Los jinetes se inquietaban. Cuatro de ellos montaban a caballo, y se removían nerviosos en las sillas, a la espera de que su jefe desahogara su dolor.

Era alto. Daba las órdenes. Era viejo, y no sólo llevaba la capa del cazador, sino también las armas del guerrero y las pinturas del chamán. Él era todas las cosas. Y ahora estaba triste.

Kyrdu lo miró a través de sus propias lágrimas. El hombre corpulento rodeó la pira. El fuego le hacía brillar el rostro.

De pronto, gritó el nombre de ella, dejó salir todo el dolor.

—¡Tallis! ¡Tallis!

Los caballos retrocedieron, sus jinetes lucharon por recuperar el control. Su voz estaba llena de tristeza, de desesperación.

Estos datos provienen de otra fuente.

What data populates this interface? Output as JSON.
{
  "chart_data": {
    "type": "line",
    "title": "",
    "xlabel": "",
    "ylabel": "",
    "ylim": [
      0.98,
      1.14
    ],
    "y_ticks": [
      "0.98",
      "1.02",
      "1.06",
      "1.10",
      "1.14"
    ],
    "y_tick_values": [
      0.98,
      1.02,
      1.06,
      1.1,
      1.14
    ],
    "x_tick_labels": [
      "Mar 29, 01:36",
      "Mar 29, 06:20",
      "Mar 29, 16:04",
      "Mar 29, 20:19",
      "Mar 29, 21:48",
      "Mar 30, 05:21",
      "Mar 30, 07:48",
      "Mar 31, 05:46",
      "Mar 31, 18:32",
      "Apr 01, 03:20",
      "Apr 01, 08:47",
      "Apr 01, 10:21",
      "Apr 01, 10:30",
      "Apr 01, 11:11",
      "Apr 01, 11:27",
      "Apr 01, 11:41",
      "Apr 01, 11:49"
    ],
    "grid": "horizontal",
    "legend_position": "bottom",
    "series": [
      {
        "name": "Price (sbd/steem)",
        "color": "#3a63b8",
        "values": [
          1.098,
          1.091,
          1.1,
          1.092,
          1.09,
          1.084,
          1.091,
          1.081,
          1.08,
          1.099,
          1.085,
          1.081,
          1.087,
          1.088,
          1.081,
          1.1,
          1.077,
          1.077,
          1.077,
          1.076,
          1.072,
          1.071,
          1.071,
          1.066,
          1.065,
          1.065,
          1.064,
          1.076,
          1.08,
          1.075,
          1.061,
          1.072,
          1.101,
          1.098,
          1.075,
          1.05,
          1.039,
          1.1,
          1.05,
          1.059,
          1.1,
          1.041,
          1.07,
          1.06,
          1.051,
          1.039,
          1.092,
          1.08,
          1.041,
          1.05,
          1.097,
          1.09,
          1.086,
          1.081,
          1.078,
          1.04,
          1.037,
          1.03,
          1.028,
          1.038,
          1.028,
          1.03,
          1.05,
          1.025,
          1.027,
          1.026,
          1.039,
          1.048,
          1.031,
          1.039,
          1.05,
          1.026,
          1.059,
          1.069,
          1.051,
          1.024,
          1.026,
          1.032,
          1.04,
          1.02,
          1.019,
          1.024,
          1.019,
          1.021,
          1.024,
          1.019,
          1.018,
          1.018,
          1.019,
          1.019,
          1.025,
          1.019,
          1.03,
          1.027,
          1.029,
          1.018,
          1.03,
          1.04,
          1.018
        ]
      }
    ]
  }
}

Y añoranza.

Y amor.

—¡Tallis! —gritó de nuevo.

Y de Sinisalo brotó la voz de la niña, susurrando en el extraño idioma de la mujer que ardía en la pira.

—Harry, Harry…, estoy aquí…, estoy contigo…

Kyrdu olvidó sus lágrimas. Contempló la madera inerte de la máscara. Entrechocaba contra sus compañeras al compás de las ráfagas de viento. Sus ojos eran inocentes, su boca, pura. De ella surgían olores dulces, cálidos.

El hombre no había oído la llamada de la máscara. Estaba entregado al dolor, se hacía reproches.

—Te he perdido. Te he perdido. ¡Ahora lo he perdido todo!

—No —susurró el espíritu en Sinisalo; Kyrdu se estremeció al oír las palabras mágicas—. Estoy aquí. Iré contigo, Harry. Espérame. Espérame…

Había un camino a otra tierra a través del lugar sagrado, un sendero hacia el lugar donde había nacido la abuela Tallis, el lugar cálido. Kyrdu contempló la máscara, recordó las historias y los trucos de Tallis. Allí había una encrucijada. Su padre había hablado una vez de ello con la anciana. La abuela Tallis se había reído. «Irás allí —le dijo—. Pasarás a través del lugar sagrado hasta una casa extraña. Irás con tu esposa y con tu hijo, Kyrdu. La casa estará en ruinas. Todos sentiréis miedo. Allí verás un rajathuk en forma de niña aterrorizada. Pero no la reconoceréis. Sólo Kyrdu será capaz de ver a la mujer en el rostro asustado de la niña cuando ella corra hacia la luz, hacia su padre».

Kyrdu sabía que su madre ansiaba viajar lejos de aquel lugar terrible, helado. Quizá él pudiera usar las máscaras para dar con la magia necesaria para tal viaje. La abuela Tallis siempre decía que el niño tenía poder. Quizá se refiriera a él.

Los jinetes se habían marchado por el sendero que llevaba al castillo y a los bosques de más allá. Mucho después de que la pira se hubiera convertido en cenizas, el niño seguía sentado en el lugar sagrado de la caverna, siguiendo con los ojos el rastro de humo llevado por el viento sobre el bosque, a lo lejos, hacia el sol poniente, hacia las regiones desconocidas del oeste.

Se preguntó cómo podría viajar hacia allá.